Implementation of 1D and 2D Wavelet Transforms

This implementation performs 1D and 2D wavelet transforms within the MATLAB environment. The comprehensive wavelet families supported include: - Haar wavelet (simplest orthogonal wavelet basis) - Daubechies wavelets orders 1-6 (db1-db6) with increasing vanishing moments - Symlets orders 1-6 (sym1-sym6) - nearly symmetric wavelets - Coiflets orders 1 and 2 (coif1-coif2) with balanced vanishing moments - Splines and reverse splines for smooth signal representation - CDF 9/7 (Cohen-Daubechies-Feauveau) and Le Gall 5/3 wavelets (commonly used in JPEG2000) - S+P wavelets with filter configurations: (2,2), (4,2), (4,4), (6,2), and (2+2,2) - Two Ten "TT" wavelet design - Low-complexity wavelet designs for efficient computation - HVS (Human Visual System) designed Visual 9/3 wavelet These wavelet families can be implemented using MATLAB's Wavelet Toolbox functions such as wavedec for decomposition and waverec for reconstruction.

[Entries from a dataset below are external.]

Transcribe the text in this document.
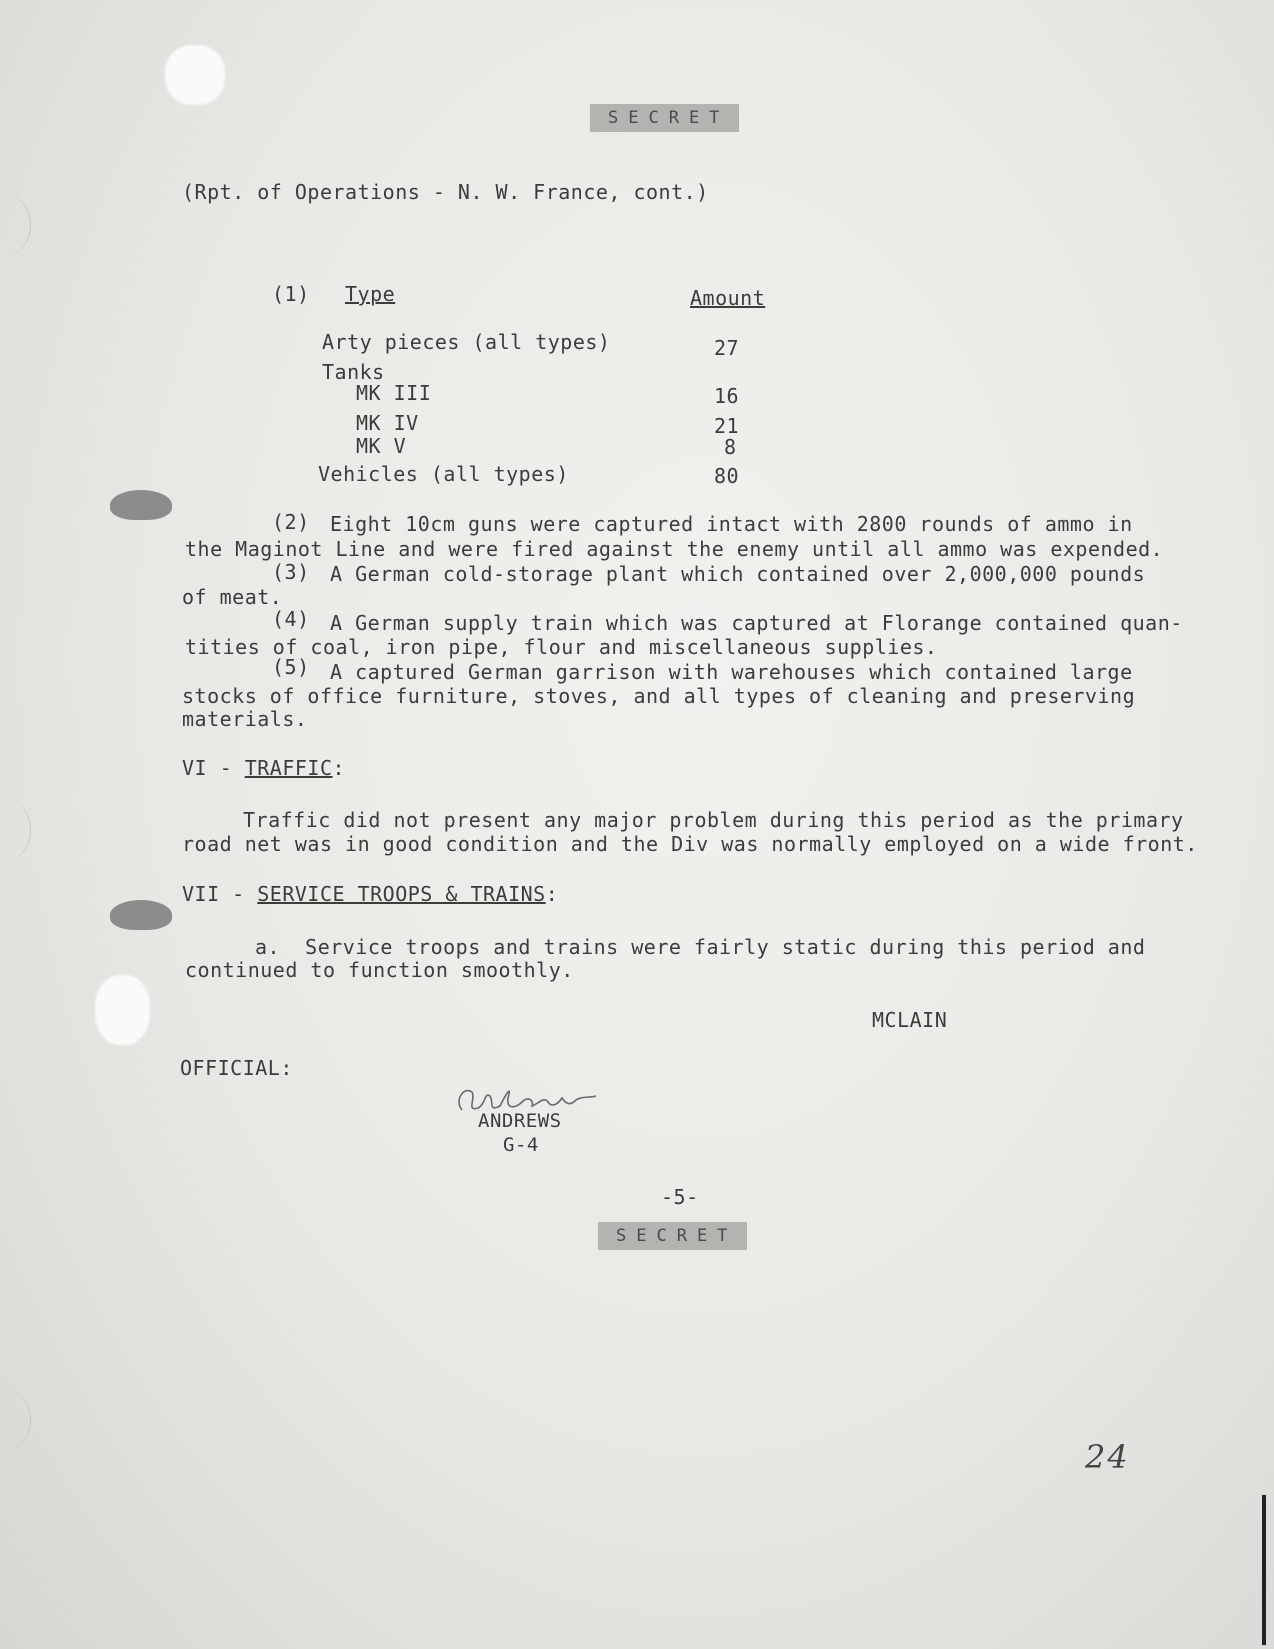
SECRET
(Rpt. of Operations - N. W. France, cont.)
(1) Type	Amount
Arty pieces (all types)	27
Tanks
MK III	16
MK IV	21
MK V	8
Vehicles (all types)	80
(2) Eight 10cm guns were captured intact with 2800 rounds of ammo in
the Maginot Line and were fired against the enemy until all ammo was expended.
(3) A German cold-storage plant which contained over 2,000,000 pounds
of meat.
(4) A German supply train which was captured at Florange contained quan-
tities of coal, iron pipe, flour and miscellaneous supplies.
(5) A captured German garrison with warehouses which contained large
stocks of office furniture, stoves, and all types of cleaning and preserving
materials.
VI - TRAFFIC:
Traffic did not present any major problem during this period as the primary
road net was in good condition and the Div was normally employed on a wide front.
VII - SERVICE TROOPS & TRAINS:
a.  Service troops and trains were fairly static during this period and
continued to function smoothly.
MCLAIN
OFFICIAL:
ANDREWS
G-4
-5-
SECRET
24
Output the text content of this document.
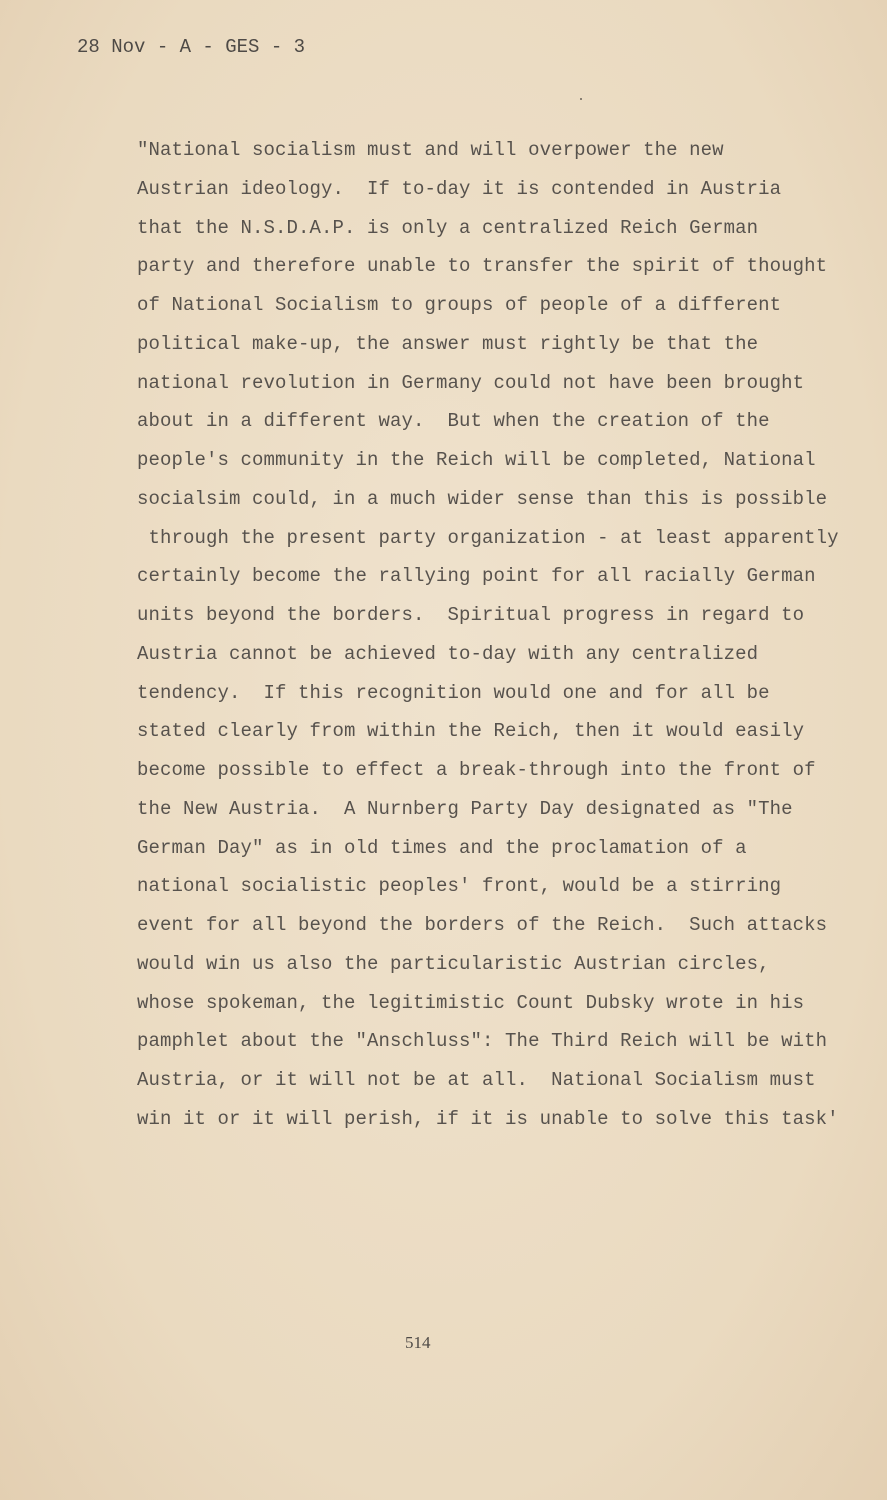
28 Nov - A - GES - 3
"National socialism must and will overpower the new
Austrian ideology.  If to-day it is contended in Austria
that the N.S.D.A.P. is only a centralized Reich German
party and therefore unable to transfer the spirit of thought
of National Socialism to groups of people of a different
political make-up, the answer must rightly be that the
national revolution in Germany could not have been brought
about in a different way.  But when the creation of the
people's community in the Reich will be completed, National
socialsim could, in a much wider sense than this is possible
through the present party organization - at least apparently
certainly become the rallying point for all racially German
units beyond the borders.  Spiritual progress in regard to
Austria cannot be achieved to-day with any centralized
tendency.  If this recognition would one and for all be
stated clearly from within the Reich, then it would easily
become possible to effect a break-through into the front of
the New Austria.  A Nurnberg Party Day designated as "The
German Day" as in old times and the proclamation of a
national socialistic peoples' front, would be a stirring
event for all beyond the borders of the Reich.  Such attacks
would win us also the particularistic Austrian circles,
whose spokeman, the legitimistic Count Dubsky wrote in his
pamphlet about the "Anschluss": The Third Reich will be with
Austria, or it will not be at all.  National Socialism must
win it or it will perish, if it is unable to solve this task'
514
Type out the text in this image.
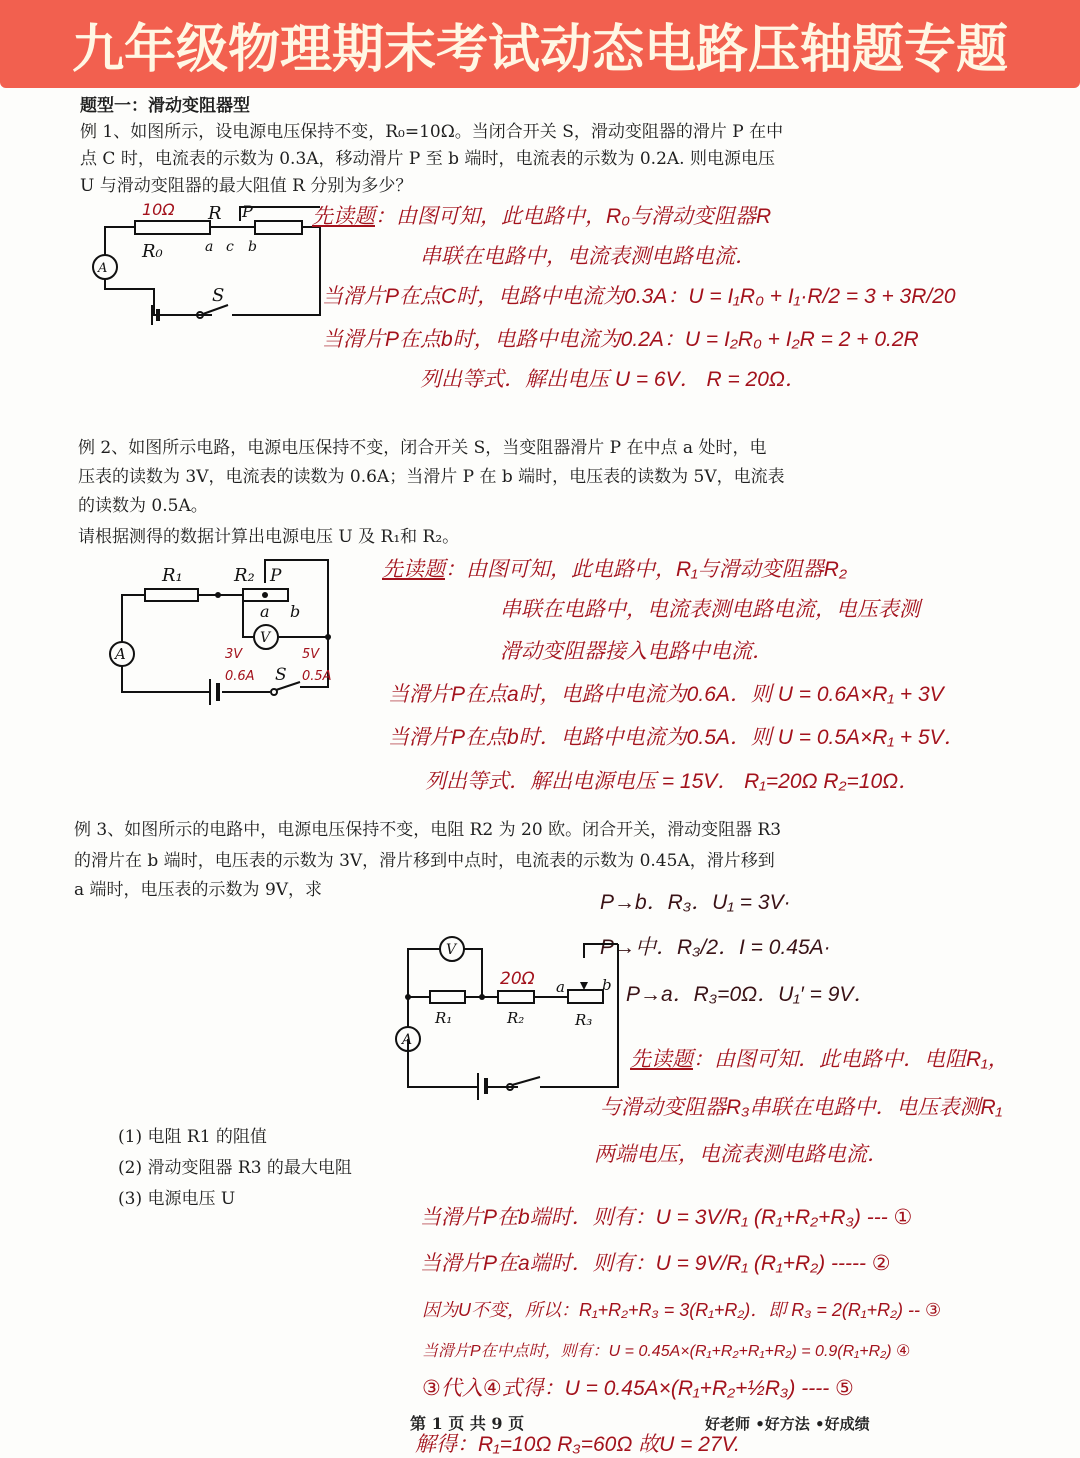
九年级物理期末考试动态电路压轴题专题
题型一：滑动变阻器型
例 1、如图所示，设电源电压保持不变，R₀=10Ω。当闭合开关 S，滑动变阻器的滑片 P 在中
点 C 时，电流表的示数为 0.3A，移动滑片 P 至 b 端时，电流表的示数为 0.2A. 则电源电压
U 与滑动变阻器的最大阻值 R 分别为多少？
A
10Ω
R₀
R P
a c b
S
先读题：由图可知，此电路中，R₀与滑动变阻器R
串联在电路中，电流表测电路电流．
当滑片P在点C时，电路中电流为0.3A：U = I₁R₀ + I₁·R/2 = 3 + 3R/20
当滑片P在点b时，电路中电流为0.2A：U = I₂R₀ + I₂R = 2 + 0.2R
列出等式．解出电压 U = 6V． R = 20Ω．
例 2、如图所示电路，电源电压保持不变，闭合开关 S，当变阻器滑片 P 在中点 a 处时，电
压表的读数为 3V，电流表的读数为 0.6A；当滑片 P 在 b 端时，电压表的读数为 5V，电流表
的读数为 0.5A。
请根据测得的数据计算出电源电压 U 及 R₁和 R₂。
A
V
R₁	R₂ P
a b
S
3V
0.6A
5V
0.5A
先读题：由图可知，此电路中，R₁与滑动变阻器R₂
串联在电路中，电流表测电路电流，电压表测
滑动变阻器接入电路中电流．
当滑片P在点a时，电路中电流为0.6A．则 U = 0.6A×R₁ + 3V
当滑片P在点b时．电路中电流为0.5A．则 U = 0.5A×R₁ + 5V．
列出等式．解出电源电压 = 15V． R₁=20Ω R₂=10Ω．
例 3、如图所示的电路中，电源电压保持不变，电阻 R2 为 20 欧。闭合开关，滑动变阻器 R3
的滑片在 b 端时，电压表的示数为 3V，滑片移到中点时，电流表的示数为 0.45A，滑片移到
a 端时，电压表的示数为 9V，求
P→b．R₃．U₁ = 3V·
P→中．R₃/2．I = 0.45A·
P→a．R₃=0Ω．U₁′ = 9V．
V
A
R₁	R₂	R₃
20Ω a b
先读题：由图可知．此电路中．电阻R₁，
与滑动变阻器R₃串联在电路中．电压表测R₁
两端电压，电流表测电路电流．
(1) 电阻 R1 的阻值
(2) 滑动变阻器 R3 的最大电阻
(3) 电源电压 U
当滑片P在b端时．则有：U = 3V/R₁ (R₁+R₂+R₃) --- ①
当滑片P在a端时．则有：U = 9V/R₁ (R₁+R₂) ----- ②
因为U不变，所以：R₁+R₂+R₃ = 3(R₁+R₂)．即 R₃ = 2(R₁+R₂) -- ③
当滑片P在中点时，则有：U = 0.45A×(R₁+R₂+R₁+R₂) = 0.9(R₁+R₂) ④
③代入④式得：U = 0.45A×(R₁+R₂+½R₃) ---- ⑤
第 1 页 共 9 页	好老师 •好方法 •好成绩
解得：R₁=10Ω R₃=60Ω 故U = 27V.
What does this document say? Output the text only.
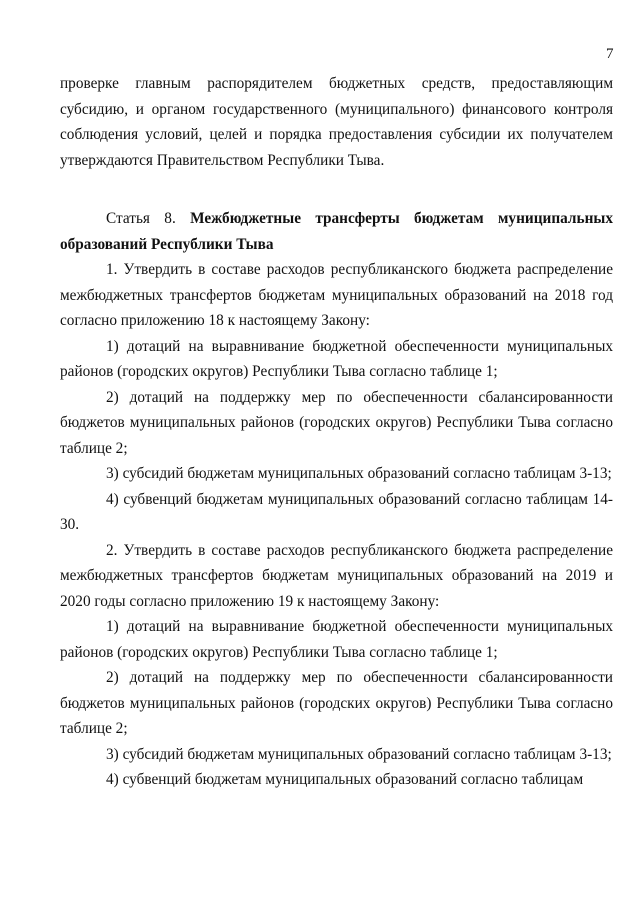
7

проверке главным распорядителем бюджетных средств, предоставляющим субсидию, и органом государственного (муниципального) финансового контроля соблюдения условий, целей и порядка предоставления субсидии их получателем утверждаются Правительством Республики Тыва.

Статья 8. Межбюджетные трансферты бюджетам муниципальных образований Республики Тыва

1. Утвердить в составе расходов республиканского бюджета распределение межбюджетных трансфертов бюджетам муниципальных образований на 2018 год согласно приложению 18 к настоящему Закону:

1) дотаций на выравнивание бюджетной обеспеченности муниципальных районов (городских округов) Республики Тыва согласно таблице 1;

2) дотаций на поддержку мер по обеспеченности сбалансированности бюджетов муниципальных районов (городских округов) Республики Тыва согласно таблице 2;

3) субсидий бюджетам муниципальных образований согласно таблицам 3-13;

4) субвенций бюджетам муниципальных образований согласно таблицам 14-30.

2. Утвердить в составе расходов республиканского бюджета распределение межбюджетных трансфертов бюджетам муниципальных образований на 2019 и 2020 годы согласно приложению 19 к настоящему Закону:

1) дотаций на выравнивание бюджетной обеспеченности муниципальных районов (городских округов) Республики Тыва согласно таблице 1;

2) дотаций на поддержку мер по обеспеченности сбалансированности бюджетов муниципальных районов (городских округов) Республики Тыва согласно таблице 2;

3) субсидий бюджетам муниципальных образований согласно таблицам 3-13;

4) субвенций бюджетам муниципальных образований согласно таблицам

For 2D transforms, functions like dwt2 and idwt2 handle image processing applications. The wavelets are suitable for various signal processing applications including image compression (using wavelet coefficients thresholding), signal filtering (denoising), and multi-resolution analysis. Through proper selection of wavelet bases and decomposition levels, users can achieve precise and efficient signal processing and analysis.